Car Insurance Investigation
John and Brenda Marquez of Excello bought disability insurance when they bought a new truck in 1999. Their struggle trying to get their money back on a policy that never went through shows what can happen with third-party insurance companies.
Trying to get credit disability insurance was a bumpy road for the Marquezs. They bought their truck with a loan from WFS Financial and added $2,000 to their loan for credit disability insurance from St. Louis-based Lyndon Insurance Group. The insurance would make payments for them for the whole six-year loan if John couldn't work because of a disability.
"But one afternoon, I found out that the insurance cancelled and everything else, and we were trying to get them to take the $2,037 off. They said they couldn't do it because that loan went through," recalled Brenda. "So I called WFS, and I did this for two or three months. Finally, WFS said, 'Okay, we'll just take it off at the end of the loan. We can't redo the loan and take it off now.'"
Now the Marquezs are at the end of that loan and they want to see the $2,000 applied to what they owe. WFS said it can't, although John and Brenda said the company promised them six years ago it would do that.

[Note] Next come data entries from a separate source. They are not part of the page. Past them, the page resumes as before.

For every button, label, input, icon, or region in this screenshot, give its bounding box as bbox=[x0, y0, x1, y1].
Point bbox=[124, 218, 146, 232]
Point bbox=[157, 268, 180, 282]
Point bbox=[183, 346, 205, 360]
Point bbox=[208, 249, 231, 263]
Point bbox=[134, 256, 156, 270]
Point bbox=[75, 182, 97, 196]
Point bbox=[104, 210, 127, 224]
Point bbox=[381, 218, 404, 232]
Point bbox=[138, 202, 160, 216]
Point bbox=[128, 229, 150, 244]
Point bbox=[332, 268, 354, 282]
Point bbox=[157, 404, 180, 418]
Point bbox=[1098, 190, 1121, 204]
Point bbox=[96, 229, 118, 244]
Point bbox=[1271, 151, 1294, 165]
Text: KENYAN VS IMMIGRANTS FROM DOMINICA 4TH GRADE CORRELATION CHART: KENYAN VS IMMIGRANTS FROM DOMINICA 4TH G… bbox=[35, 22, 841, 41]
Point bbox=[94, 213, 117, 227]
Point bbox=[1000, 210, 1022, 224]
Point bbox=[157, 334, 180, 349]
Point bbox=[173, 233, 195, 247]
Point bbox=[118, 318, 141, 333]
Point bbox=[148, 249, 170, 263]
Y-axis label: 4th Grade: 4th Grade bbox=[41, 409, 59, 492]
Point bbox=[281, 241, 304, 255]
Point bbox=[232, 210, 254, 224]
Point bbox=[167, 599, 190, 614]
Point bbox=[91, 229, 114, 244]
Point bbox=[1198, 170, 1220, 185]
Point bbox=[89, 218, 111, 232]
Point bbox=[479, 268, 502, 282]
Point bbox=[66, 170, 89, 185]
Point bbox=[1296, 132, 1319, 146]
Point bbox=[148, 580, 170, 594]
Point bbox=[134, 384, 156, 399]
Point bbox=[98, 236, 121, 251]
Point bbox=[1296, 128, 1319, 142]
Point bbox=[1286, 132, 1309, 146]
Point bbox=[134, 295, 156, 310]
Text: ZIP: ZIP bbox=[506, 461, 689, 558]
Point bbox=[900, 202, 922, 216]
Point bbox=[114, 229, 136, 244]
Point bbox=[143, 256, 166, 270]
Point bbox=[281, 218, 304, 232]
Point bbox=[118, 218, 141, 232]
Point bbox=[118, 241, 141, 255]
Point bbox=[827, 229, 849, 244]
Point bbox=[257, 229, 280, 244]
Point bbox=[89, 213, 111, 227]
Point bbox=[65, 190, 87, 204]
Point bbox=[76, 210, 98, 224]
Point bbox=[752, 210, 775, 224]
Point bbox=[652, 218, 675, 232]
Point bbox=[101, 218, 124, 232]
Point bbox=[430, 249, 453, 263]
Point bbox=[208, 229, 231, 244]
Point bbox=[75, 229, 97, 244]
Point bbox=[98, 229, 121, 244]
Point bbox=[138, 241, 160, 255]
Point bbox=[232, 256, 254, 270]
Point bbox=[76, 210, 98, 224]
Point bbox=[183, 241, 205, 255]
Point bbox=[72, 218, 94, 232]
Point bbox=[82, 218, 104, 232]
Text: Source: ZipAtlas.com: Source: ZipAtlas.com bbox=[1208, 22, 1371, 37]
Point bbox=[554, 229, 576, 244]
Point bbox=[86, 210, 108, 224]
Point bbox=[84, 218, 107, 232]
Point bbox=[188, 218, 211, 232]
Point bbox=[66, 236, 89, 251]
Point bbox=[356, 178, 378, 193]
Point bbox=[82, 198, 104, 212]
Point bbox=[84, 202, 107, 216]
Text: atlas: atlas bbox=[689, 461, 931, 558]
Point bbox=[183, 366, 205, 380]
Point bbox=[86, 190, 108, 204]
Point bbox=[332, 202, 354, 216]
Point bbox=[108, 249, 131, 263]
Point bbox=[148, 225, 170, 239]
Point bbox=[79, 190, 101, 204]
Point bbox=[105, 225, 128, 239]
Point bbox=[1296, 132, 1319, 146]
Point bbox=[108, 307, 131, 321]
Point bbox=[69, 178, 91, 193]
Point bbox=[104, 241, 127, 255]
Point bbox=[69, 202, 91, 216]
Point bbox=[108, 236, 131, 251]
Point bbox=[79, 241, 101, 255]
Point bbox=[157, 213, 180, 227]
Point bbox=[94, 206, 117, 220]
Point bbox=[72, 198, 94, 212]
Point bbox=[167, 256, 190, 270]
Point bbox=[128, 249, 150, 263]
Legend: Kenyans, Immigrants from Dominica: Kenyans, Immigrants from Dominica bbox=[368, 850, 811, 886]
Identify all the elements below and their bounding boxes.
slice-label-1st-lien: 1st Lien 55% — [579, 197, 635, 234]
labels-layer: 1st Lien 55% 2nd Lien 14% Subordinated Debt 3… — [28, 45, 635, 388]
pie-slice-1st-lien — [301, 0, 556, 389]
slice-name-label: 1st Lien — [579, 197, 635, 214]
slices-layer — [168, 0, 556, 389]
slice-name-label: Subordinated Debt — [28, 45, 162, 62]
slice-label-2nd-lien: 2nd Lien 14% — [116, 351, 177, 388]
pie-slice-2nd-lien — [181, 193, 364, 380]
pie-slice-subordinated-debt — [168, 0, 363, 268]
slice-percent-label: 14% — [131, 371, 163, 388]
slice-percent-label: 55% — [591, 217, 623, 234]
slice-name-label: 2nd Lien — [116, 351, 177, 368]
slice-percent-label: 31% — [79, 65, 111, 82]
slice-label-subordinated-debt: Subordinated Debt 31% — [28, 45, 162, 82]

"And then they kept hounding me for the money," said Brenda. "And I made up my mind I wasn't going to make any more payments to pay the darn insurance off because, you know, that was what was left, you know, on the loan."
KOMU News went to the Missouri Department of Insurance to see if the Marquezs had any right to get the money back.
"At this point in our examination of this, we're still trying to determine as far as where the money went, where the premium was refunded and, if there was a refund of premium, who would it have gone to," said the department's Matt Barton.
The Marquezs learned the hard way what can happen when buying extra insurance with a new car purchase, no matter how much documentation you have. And, insurance regulators said, it can happen to anyone when companies change hands.
"It certainly can frustrate a customer," admitted Barton. "And we will probably see an increase in complaints that are filed with us because customers get frustrated, because they're trying to track down their claim."
Car dealers said third-party companies making sales attached to your main purchase need extra attention.
"Sometimes it takes another phone call," explained Dave Drane, owner of University Chrysler. "You know, you need to call. In this case, there were a lot of questions I would have had with the insurance company. You know, why they're not riding this, or to make sure the bank was reimbursed for that policy amount."
Barton said, "I would invite the consumer to request a copy of that insurance application to make sure that they've read everything that goes on that application."
The Division of Consumer Affairs is still investigating the Marquez case. Experts said consumers should check all pieces of paper before they sign them to make sure everything is correct. Then, get copies of all documents, including information on whom to contact if there is a problem with the loan or insurance.
There have been 166 complaints against Missouri's credit insurance industry in the past five years.